Complexity team huddle ahead of match versus Digital Chaos (Image provided by Complexity)
It seems the community has an obsession with the top 2 or top 3, If you're outside of that then you're apparently not a strong team. How does that feel as a player to read and see those kind of comments?
CoL.Handsken: I don't think the general community has a very good understanding of what separates a great team, and a good team, so I don't really get affected or read too much into it.
What seperates the two?Good question, I think it it's about detail, and execution while still remaining cohesive as a team and making good decisions. It's about putting strong players together as a unit, to put it short remain in a good place in terms of moral, and following the same directive is important as well. A few of the top teams have more or less of some of these I'd say.
Where does Complexity fit in this good vs great division?
CoL.Handsken: I would say we have a good understanding of teamwork, and what everyone needs to do in terms of winning a game of dota. We understand what it takes, but sometimes we fail in other areas, like decisions, whether those are individual or are made by a captain. We have a lot of experience in competitive gaming, as well as playing together, but we're nowhere near the top players of dota in terms of actual dota games played.
Going back to the day you qualified for the Shanghai Major, I saw the video tweet (above), you guys went mental. How did that rate in comparison to the times with NiP?
CoL.Handsken: I mean, it was a good moment, of course qualifying for the Major meant a lot, because its something most of us never done before. I don't really like to compare the two teams in that regard, I would've been just as happy qualifying to a major with NiP as I am with complexity.
I ask because it seemed from the outside that NiP not qualifying for Frankfurt was kind of the fatal blow to the team that so many people loved. Seems kind of ironic you qualify from the LB final after coming so close at the final stage of Frankfurt qualifier versus Alliance.
CoL.Handsken: Oh yeah, that's true. The times around the qualifiers are always super stressful for players and not qualifying can definetely hurt teams, and that was for sure what happened with NiP.
Although I would like to point out that there's quite a big difference between NiP and Complexity for that qualifier especially, because we hadn't been around for that long when the Shanghai qualifier hit. Which would not make it as big of a blow I think, but still, never fun finishing third or fourth in such a substantial qualifier.
Handsken (middle front) with former NiP team-mates at D2CL Season V (Image by @MalystryxGDS)
That's a good way to look at it. Looking ahead to the Shanghai Major, what are you most excited about? Who do you see doing better East or West?
CoL.Handsken: I'm excited to see what the Valve events are like, but most of all im looking forward to showing the other teams and community what we've got! (smiles) It's much more of a hard call this time around that it has previously been.

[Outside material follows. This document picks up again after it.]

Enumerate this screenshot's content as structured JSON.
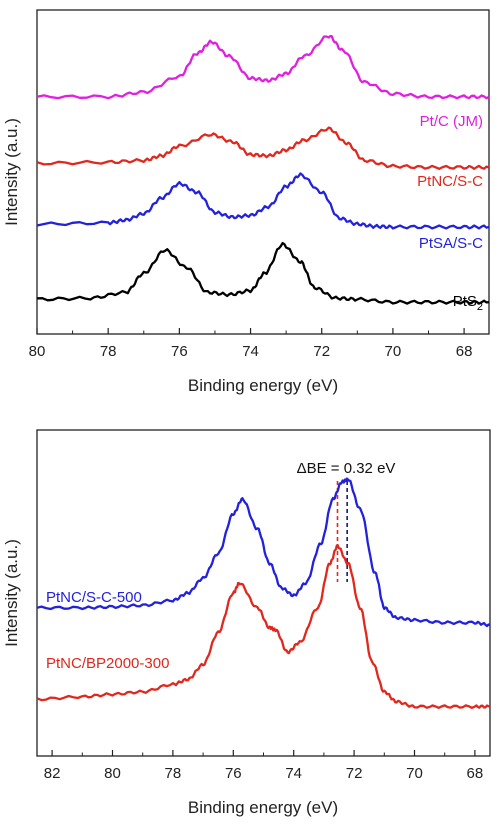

I was very impressed with some of the Chinese teams at MDL, and I think they are going to do well, at the same time, the western top teams have been looking solid, as well as some of the newer teams shining a bit more recently.
Where do you expect to finish at the Majors? What would be a good result for you guys?
CoL.Handsken: Top 6 would be a good result, considering we're still quite a new team. For TI we want to be considered some of the best in the world.
Confident! If you had to convert people to be Complexity fans for this Shanghai Major, what would you say to them?
CoL.Handsken: Stay what? (
???) It's something that swindle and the guys kept doing in HoN when they were under the name StayGreen. They would make a chant, that all the fans would join in on 'Stay what? Stay Green!' we've been keeping this one even on dota, or well they have, I'm the new guy (smiles).
Alright so any Twitch chat residents should go for that when it gets underway. Thanks for your time Handsken, any words for the soon-to-be complexity fans?
CoL.Handsken: Just thanks for continued support (smiles).